「バイオリソースを活かす1細胞トランスクリプトーム技術」
二階堂 愛(東京医科歯科大学/理化学研究所)
多細胞生物で起きる生命現象を理解するには、細胞型・状態ごとにその機能や成り立ちを解析し、それらの相互作用を調べる必要があります。ところが細胞型・状態は事前知識なしに取り出すことが困難です。1細胞トランスクリプトーム解析は臓器や組織のなかにある細胞の種類や状態を事前に特定することなく、全遺伝子規模で遺伝子発現データを取得し、データ駆動的に細胞種類や機能を同定するアプローチです。
1細胞RNAシーケンス法は数千から数万の1細胞トランスクリプトームを一度に計測することができます。しかし、このような高出力型1細胞RNAシーケンス法は、RNAの一部の配列しか決定しないため、RNAの全長構造やその変化を捉えられません。遺伝子アノテーションが不足している生物では特に3’末端の配列が決定されていないことも多くあります。そのためシーケンスリードの遺伝子データベースへのマッピングが不十分で正しい遺伝子発現量を見積もることができない場合があります。また既存の1細胞RNA-seq法Poly-A配列を持たない機能性RNAを原理的に捉えることができません。

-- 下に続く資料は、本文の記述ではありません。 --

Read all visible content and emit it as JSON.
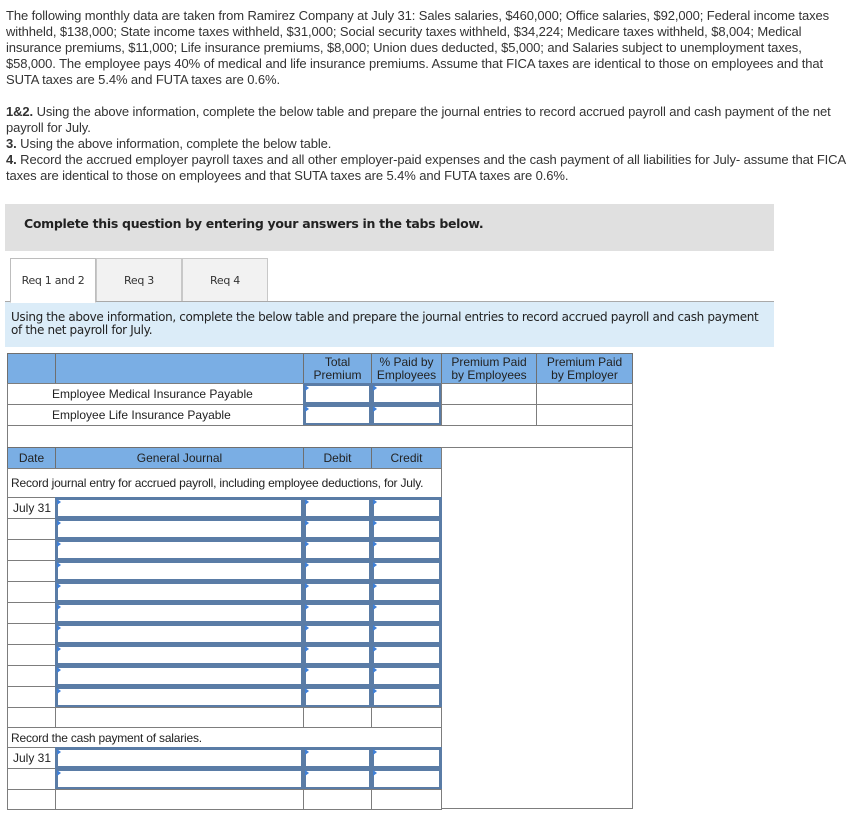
{
  "problem": {
    "text": "The following monthly data are taken from Ramirez Company at July 31: Sales salaries, $460,000; Office salaries, $92,000; Federal income taxes withheld, $138,000; State income taxes withheld, $31,000; Social security taxes withheld, $34,224; Medicare taxes withheld, $8,004; Medical insurance premiums, $11,000; Life insurance premiums, $8,000; Union dues deducted, $5,000; and Salaries subject to unemployment taxes, $58,000. The employee pays 40% of medical and life insurance premiums. Assume that FICA taxes are identical to those on employees and that SUTA taxes are 5.4% and FUTA taxes are 0.6%."
  },
  "requirements": [
    {
      "num": "1&2.",
      "text": " Using the above information, complete the below table and prepare the journal entries to record accrued payroll and cash payment of the net payroll for July."
    },
    {
      "num": "3.",
      "text": " Using the above information, complete the below table."
    },
    {
      "num": "4.",
      "text": " Record the accrued employer payroll taxes and all other employer-paid expenses and the cash payment of all liabilities for July- assume that FICA taxes are identical to those on employees and that SUTA taxes are 5.4% and FUTA taxes are 0.6%."
    }
  ],
  "banner": "Complete this question by entering your answers in the tabs below.",
  "tabs": [
    {
      "label": "Req 1 and 2",
      "active": true
    },
    {
      "label": "Req 3",
      "active": false
    },
    {
      "label": "Req 4",
      "active": false
    }
  ],
  "instruction": "Using the above information, complete the below table and prepare the journal entries to record accrued payroll and cash payment of the net payroll for July.",
  "premium_table": {
    "headers": [
      "",
      "Total Premium",
      "% Paid by Employees",
      "Premium Paid by Employees",
      "Premium Paid by Employer"
    ],
    "rows": [
      {
        "label": "Employee Medical Insurance Payable",
        "total_premium": "",
        "pct_paid": "",
        "paid_by_employees": "",
        "paid_by_employer": ""
      },
      {
        "label": "Employee Life Insurance Payable",
        "total_premium": "",
        "pct_paid": "",
        "paid_by_employees": "",
        "paid_by_employer": ""
      }
    ]
  },
  "journal": {
    "headers": {
      "date": "Date",
      "account": "General Journal",
      "debit": "Debit",
      "credit": "Credit"
    },
    "sections": [
      {
        "note": "Record journal entry for accrued payroll, including employee deductions, for July.",
        "date": "July 31",
        "input_rows": 10
      },
      {
        "note": "Record the cash payment of salaries.",
        "date": "July 31",
        "input_rows": 2
      }
    ]
  }
}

そこで、これらの問題を完全に克服した世界初の1細胞完全長Total RNA-seq法RamDA-seqを開発しました(Hayashi T. et. al. Nature Comm, 2018; Nature Digest, 2018)。この手法で得られたデータから細胞特異的に発現するゲノム領域を特定する手法 (Matsumoto H. NARGAB, 2020)やその可視化法Millefy (Ozaki H. BMC Genomics, 2020)も開発しました。本講演では1細胞RNA-seq法の基礎を紹介した後、RamDA-seq法の利点とバイオリソースへの応用について議論したいと思います。